Wow! What in increase in the sales of the 6-series. Great to see


----------



## sdg1871 (Mar 9, 2009)

Strange to see the 5 Series (F10) lagging far behind. Maybe the weight gain is to blame.


----------



## dms540i (Mar 27, 2010)

So I guess all we want is the 3. Why bother with anything else?

PS: What about the rest of BMW? How did they do?


----------



## Lazy Bear (Feb 1, 2010)

Hm they sell as many Z4 as they used to sell 5 series wagons. Does it mean they gonna pull the plug on Z4 too? ;-)

Strange, Z4 is new model. Looks like it is perhaps got too expensive for what it offers... Starting at 49K for 4 cyl? Cayman is only 2k more.

Previous gen Z4 used to be quite common sight.


----------



## jatbeni (May 28, 2010)

The BMW brand itself (i.e. Mini excluded) has added approximately 4,800 units in sales. 3,200 of those have come from the completely new 3 series - which could include a few people who were holding back on the 3 series purchase for some months. The new X3 also seems to be doing well.

What is disappointing is that the 5 series has fallen behind, and it is relatively early in the model cycle.

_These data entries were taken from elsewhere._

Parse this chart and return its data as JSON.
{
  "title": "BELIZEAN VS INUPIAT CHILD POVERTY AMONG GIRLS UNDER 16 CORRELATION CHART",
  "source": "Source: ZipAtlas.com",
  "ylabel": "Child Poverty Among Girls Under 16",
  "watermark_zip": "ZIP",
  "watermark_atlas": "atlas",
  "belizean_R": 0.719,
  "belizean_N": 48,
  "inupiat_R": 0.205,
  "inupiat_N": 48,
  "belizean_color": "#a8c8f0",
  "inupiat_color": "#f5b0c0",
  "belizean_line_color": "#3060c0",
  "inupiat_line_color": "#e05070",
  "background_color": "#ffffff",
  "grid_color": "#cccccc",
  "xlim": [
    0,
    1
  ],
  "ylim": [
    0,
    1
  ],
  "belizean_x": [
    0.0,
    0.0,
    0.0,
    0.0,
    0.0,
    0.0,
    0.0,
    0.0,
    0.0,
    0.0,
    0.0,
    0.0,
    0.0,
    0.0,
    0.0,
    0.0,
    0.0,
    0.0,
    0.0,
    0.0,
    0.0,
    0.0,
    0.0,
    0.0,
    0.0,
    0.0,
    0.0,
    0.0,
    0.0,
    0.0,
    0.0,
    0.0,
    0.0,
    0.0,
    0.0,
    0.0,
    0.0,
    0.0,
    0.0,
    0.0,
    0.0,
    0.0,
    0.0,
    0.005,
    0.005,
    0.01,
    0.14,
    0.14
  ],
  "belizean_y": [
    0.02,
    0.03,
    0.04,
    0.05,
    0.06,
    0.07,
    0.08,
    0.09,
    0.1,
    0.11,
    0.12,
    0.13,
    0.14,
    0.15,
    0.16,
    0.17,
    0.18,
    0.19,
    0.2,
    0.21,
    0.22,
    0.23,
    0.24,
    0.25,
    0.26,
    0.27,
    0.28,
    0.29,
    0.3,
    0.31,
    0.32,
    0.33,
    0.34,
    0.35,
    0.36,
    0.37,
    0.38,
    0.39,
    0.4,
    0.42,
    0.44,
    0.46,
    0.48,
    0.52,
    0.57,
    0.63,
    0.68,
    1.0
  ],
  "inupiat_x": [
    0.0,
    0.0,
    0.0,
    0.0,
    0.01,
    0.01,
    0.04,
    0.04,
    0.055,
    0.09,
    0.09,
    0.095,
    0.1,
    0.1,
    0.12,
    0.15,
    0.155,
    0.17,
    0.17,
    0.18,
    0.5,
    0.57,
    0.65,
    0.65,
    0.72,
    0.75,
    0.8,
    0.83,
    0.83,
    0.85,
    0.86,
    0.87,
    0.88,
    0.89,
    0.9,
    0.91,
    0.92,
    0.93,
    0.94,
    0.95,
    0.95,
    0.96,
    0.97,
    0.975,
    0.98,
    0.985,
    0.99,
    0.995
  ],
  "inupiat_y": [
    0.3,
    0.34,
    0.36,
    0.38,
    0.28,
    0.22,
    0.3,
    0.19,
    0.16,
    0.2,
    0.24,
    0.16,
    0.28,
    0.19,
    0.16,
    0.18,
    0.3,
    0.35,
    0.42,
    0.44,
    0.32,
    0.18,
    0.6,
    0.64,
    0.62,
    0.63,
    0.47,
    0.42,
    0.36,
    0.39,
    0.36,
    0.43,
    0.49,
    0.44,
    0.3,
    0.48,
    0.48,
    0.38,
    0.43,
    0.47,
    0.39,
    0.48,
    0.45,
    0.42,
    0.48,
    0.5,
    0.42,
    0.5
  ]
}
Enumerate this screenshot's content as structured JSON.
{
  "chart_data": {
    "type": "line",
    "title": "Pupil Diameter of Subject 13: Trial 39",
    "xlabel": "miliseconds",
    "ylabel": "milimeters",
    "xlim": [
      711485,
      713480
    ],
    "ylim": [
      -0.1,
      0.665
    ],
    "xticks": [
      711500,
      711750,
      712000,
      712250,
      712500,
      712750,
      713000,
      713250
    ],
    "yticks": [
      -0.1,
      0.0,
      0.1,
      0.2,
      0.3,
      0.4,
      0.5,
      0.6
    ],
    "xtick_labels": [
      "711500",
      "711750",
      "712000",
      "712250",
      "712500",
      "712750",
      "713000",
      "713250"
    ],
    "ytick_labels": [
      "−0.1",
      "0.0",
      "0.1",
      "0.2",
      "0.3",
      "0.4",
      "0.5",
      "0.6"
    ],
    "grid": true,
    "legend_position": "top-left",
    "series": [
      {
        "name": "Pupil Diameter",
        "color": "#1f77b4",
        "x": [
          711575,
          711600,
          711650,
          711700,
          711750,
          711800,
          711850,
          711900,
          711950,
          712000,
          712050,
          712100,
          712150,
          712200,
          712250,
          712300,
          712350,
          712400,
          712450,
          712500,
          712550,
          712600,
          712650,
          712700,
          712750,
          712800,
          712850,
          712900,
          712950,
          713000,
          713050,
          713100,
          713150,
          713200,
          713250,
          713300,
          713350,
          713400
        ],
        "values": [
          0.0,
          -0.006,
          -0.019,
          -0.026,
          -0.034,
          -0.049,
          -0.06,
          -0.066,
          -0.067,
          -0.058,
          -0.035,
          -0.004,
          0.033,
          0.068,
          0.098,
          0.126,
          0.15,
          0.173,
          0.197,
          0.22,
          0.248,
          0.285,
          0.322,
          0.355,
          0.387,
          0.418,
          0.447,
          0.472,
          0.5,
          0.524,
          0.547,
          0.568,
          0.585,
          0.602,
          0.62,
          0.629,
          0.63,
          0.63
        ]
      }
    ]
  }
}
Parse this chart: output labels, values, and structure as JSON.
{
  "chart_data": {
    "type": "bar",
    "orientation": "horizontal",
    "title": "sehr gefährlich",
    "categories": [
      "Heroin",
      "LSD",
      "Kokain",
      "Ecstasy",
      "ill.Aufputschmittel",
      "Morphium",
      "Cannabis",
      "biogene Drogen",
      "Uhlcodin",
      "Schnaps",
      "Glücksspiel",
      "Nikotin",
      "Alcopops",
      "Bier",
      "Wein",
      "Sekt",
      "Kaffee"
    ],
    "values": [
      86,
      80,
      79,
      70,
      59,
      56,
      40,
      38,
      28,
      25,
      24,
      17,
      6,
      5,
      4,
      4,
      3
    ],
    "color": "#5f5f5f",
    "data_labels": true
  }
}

Have to wait for the full year numbers, but the grown up 3 should do well, is my guess.


----------



## Lazy Bear (Feb 1, 2010)

Actually I am not that surprised about new 5er. As an owner of previous gen 5 I can say I wouldn't buy new 5. Too large, feels more like 7. I'd probably buy 3 today. So I guess new 3 cannibalizes some of the potential 5 sales and 5 probably attracts some of 7 buyers these days.


----------